Transforming growth factor-β, which is a multi-purpose set of peptide signal molecules, plays an idiographic and crucial role in the immune system of body. Transforming growth factor-β is involved in regulating the antigen presentation, proliferation, and differentiation of T cells (Letterio and Roberts, 1998). In the present study, NCG- or Arg-supplemented rats exhibited a significantly increased transcription of TGF-β1 in the spleen. This result suggested that NCG or Arg may be conducive for strengthening the immune function. A previous study showed that mTOR inhibition with rapamycin reduced anti-inflammatory cytokines but increased pro-inflammatory cytokines (Weichhart et al., 2011). These findings supported the results of the present study that Arg or NCG downregulated the IL-1β and TNF-α mRNA expression but upregulated the TGF-β mRNA expression partly because of the upregulated mTOR gene expression. Furthermore, our previous study on piglets observed that spermine supplementation downregulated the mRNA expression of pro-inflammatory cytokines and enhanced the gene expression of anti-inflammatory cytokines by decreasing the gene expression of nitric oxide synthase (iNOS) (Cao et al., 2017).
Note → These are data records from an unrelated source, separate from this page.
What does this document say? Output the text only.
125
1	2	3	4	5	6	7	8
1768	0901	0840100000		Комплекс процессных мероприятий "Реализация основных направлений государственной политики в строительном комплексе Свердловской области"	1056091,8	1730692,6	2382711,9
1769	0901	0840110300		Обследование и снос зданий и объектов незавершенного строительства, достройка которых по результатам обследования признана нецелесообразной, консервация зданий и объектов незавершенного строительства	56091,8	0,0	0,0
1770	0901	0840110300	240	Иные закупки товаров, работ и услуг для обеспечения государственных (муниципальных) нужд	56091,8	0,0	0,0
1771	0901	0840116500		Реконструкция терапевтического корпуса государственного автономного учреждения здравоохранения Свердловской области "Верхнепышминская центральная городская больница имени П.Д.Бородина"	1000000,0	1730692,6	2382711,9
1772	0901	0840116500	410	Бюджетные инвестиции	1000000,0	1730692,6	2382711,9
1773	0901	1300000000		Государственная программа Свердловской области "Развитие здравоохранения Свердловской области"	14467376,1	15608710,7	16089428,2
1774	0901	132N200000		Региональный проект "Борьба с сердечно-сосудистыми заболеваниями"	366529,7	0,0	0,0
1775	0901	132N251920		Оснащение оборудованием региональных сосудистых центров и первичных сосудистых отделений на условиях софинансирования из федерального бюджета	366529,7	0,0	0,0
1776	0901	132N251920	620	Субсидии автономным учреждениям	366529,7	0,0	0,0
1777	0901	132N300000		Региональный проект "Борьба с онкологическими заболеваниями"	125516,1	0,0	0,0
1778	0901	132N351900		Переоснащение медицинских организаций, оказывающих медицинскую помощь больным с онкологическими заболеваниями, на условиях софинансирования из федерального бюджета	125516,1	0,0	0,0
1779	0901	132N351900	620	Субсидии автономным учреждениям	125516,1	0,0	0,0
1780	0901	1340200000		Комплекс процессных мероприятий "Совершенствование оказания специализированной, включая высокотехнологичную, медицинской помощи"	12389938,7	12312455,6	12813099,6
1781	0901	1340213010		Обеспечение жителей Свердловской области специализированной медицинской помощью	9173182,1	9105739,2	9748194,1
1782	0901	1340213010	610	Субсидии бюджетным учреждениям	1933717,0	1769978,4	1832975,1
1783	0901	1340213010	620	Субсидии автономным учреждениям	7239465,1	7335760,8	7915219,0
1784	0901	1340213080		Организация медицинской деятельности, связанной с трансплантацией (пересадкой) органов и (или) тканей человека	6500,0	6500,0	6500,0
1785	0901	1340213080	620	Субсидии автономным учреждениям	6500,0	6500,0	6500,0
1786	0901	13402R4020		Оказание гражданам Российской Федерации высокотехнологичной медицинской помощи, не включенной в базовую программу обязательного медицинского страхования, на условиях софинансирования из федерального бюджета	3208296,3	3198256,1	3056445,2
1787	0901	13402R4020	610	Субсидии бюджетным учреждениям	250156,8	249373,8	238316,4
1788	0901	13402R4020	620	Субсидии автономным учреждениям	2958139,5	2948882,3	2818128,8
In rats, iNOS catalyzed the production of NO and modulated the secretion of inflammatory cytokines by activating the guanylate cyclase (Boczkowski et al., 1995). These findings implied that Arg or NCG possibly downregulated the IL-1β and TNF-α mRNA expression and upregulated the TGF-β mRNA expression by decreasing the iNOS mRNA level of the spleen. This hypothesis requires further investigation. Furthermore, our data revealed that supplementation with NCG or Arg significantly decreased the caspase-3 mRNA level under oxidative stress. Synthesized as a dormant proenzyme, caspase-3 plays a major role in regulating programmed cell death (Xu et al., 2016). The decreased expression of caspase-3 as a result of the supplementation with NCG or Arg may reduce cell apoptosis in the spleen. The mechanism may be influenced by the transcription factor nuclear factor NF-κB, which is involved in resisting to programmed cell death by activating anti-apoptotic gene expression (Manu and Kuttan, 2008).

Conclusions

This study demonstrated that DT can induce oxidative stress by decreasing the antioxidant status in rat spleen. Our results also suggested that supplementation with 1% Arg and 0.1% NCG effectively alleviated oxidative stress and enhanced the antioxidant capacity, as evidenced by the increased scavenging activities of free radicals and the enhanced enzymatic and non-enzymatic antioxidant functions. The increased antioxidant enzyme activities by the supplementation with Arg and NCG were related to enhanced antioxidant enzyme gene expression and signaling molecules, including Nrf2, Keap1, and TOR. Treatment with NCG or Arg alleviated the inflammation by regulating the transcription of anti-inflammatory and pro-inflammatory cytokine mRNA. To the best of our knowledge, this study is the first to evaluate the antioxidant status and underlying mechanism of Arg and NCG supplementation in animal spleen. In addition, this work is the first to demonstrate the anti-inflammatory ability and partial molecular mechanism by NCG supplementation in animal spleen. Nonetheless, further investigations must be conducted to elucidate the detailed mechanism by which NCG supplementation mitigates the inflammation.